Spigel, Lynn, and Denise Mann, eds. Private Screenings: Television and the Female Consumer. Minneapolis: U of Minnesota Press, 1992.
In the past few years there has been a flurry of published work on women and television. Some of the books include: Gender Politics and MTV by Lisa A. Lewis; Women Watching Television by Andrea L. Press; the BFI collection Women Viewing Violence; Ann Gray’s Video Playtime; Enterprising Women by Camille Bacon-Smith; Elayne Rapping’s The Movie of the Week; and No End to Her: Soap Opera and the Female Subject by Martha Nochimson.
What most of these books have in common is a preoccupation with analyzing the multifaceted role of women as audiences in various televisual experiences, with many utilizing an ethnographic approach to contemporary situations. This tendency within cultural studies to concentrate on media audiences, and particularly non-elite audiences, has often led to overarching generalizations as to the shaping of subjectivity, audience interpretations, and subcultural resistance to the hegemonic order. Nonetheless, this purview has captured the attention of historians eager to examine working-class life, including the audiences of diverse cultural fare. As Susan Douglas has noted, though, very often we have too much theory without history, and too much history without theory. How then, can we get past this absence in the historical record and “admit that, short of seances, there are simply some questions about the colonization of consciousness that we can never answer. We are, for the most part, restricted to data generated by the producers, not the consumers, of popular culture” (Douglas 135).
What is a good strategy for conducting historical research on the impact and effect of media on audiences?
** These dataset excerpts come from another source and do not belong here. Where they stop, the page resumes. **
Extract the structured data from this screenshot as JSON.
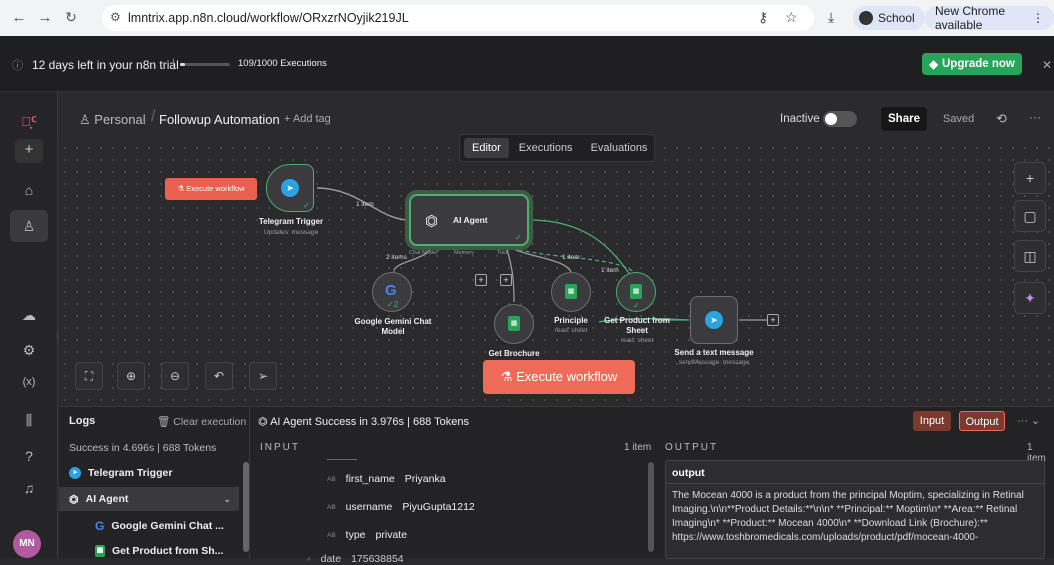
{
  "browser": {
    "url": "lmntrix.app.n8n.cloud/workflow/ORxzrNOyjik219JL",
    "profile_label": "School",
    "update_label": "New Chrome available"
  },
  "banner": {
    "trial_text": "12 days left in your n8n trial",
    "executions_text": "109/1000 Executions",
    "executions_fraction": 0.109,
    "upgrade_label": "Upgrade now"
  },
  "header": {
    "project": "Personal",
    "workflow_name": "Followup Automation",
    "add_tag": "+ Add tag",
    "active_label": "Inactive",
    "share_label": "Share",
    "saved_label": "Saved"
  },
  "tabs": [
    "Editor",
    "Executions",
    "Evaluations"
  ],
  "canvas": {
    "execute_small": "Execute workflow",
    "execute_big": "Execute workflow",
    "nodes": {
      "telegram_trigger": {
        "name": "Telegram Trigger",
        "sub": "Updates: message"
      },
      "ai_agent": {
        "name": "AI Agent"
      },
      "gemini": {
        "name": "Google Gemini Chat Model"
      },
      "get_brochure": {
        "name": "Get Brochure"
      },
      "principle": {
        "name": "Principle",
        "sub": "read: sheet"
      },
      "get_product": {
        "name": "Get Product from Sheet",
        "sub": "read: sheet"
      },
      "send_message": {
        "name": "Send a text message",
        "sub": "sendMessage: message"
      }
    },
    "ports": {
      "chat_model": "Chat Model*",
      "memory": "Memory",
      "tool": "Tool"
    },
    "edge_labels": {
      "trigger_agent": "1 item",
      "model": "2 items",
      "tool": "1 item",
      "product": "1 item"
    }
  },
  "logs": {
    "title": "Logs",
    "clear": "Clear execution",
    "summary": "Success in 4.696s | 688 Tokens",
    "items": [
      "Telegram Trigger",
      "AI Agent",
      "Google Gemini Chat ...",
      "Get Product from Sh..."
    ]
  },
  "run": {
    "header": "AI Agent  Success in 3.976s | 688 Tokens",
    "input_btn": "Input",
    "output_btn": "Output",
    "input_label": "INPUT",
    "input_count": "1 item",
    "output_label": "OUTPUT",
    "output_count": "1 item",
    "fields": [
      {
        "key": "first_name",
        "value": "Priyanka"
      },
      {
        "key": "username",
        "value": "PiyuGupta1212"
      },
      {
        "key": "type",
        "value": "private"
      },
      {
        "key": "date",
        "value": "175638854"
      }
    ],
    "output_key": "output",
    "output_text": "The Mocean 4000 is a product from the principal Moptim, specializing in Retinal Imaging.\\n\\n**Product Details:**\\n\\n* **Principal:** Moptim\\n* **Area:** Retinal Imaging\\n* **Product:** Mocean 4000\\n* **Download Link (Brochure):** https://www.toshbromedicals.com/uploads/product/pdf/mocean-4000-"
  }
}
What types of evidence are needed? Where can such artifactual evidence be mined? Carlo Ginzburg suggests that the historian’s knowledge is akin to that of the doctor’s in its reliance on indirect knowledge, “based on signs and scraps of evidence, conjectural” (24). Such a conjectural paradigm, Ginzburg believes, can be used to reconstruct cultural shifts and transformations. There is also the potential for understanding society, not by invoking claims to total systematic knowledge, but by paying attention to the seemingly insignificant, idiosyncratic and often illogical forms of disclosure. “Reality is opaque; but there are certain points–clues, signs–which allow us to decipher it” (29-30).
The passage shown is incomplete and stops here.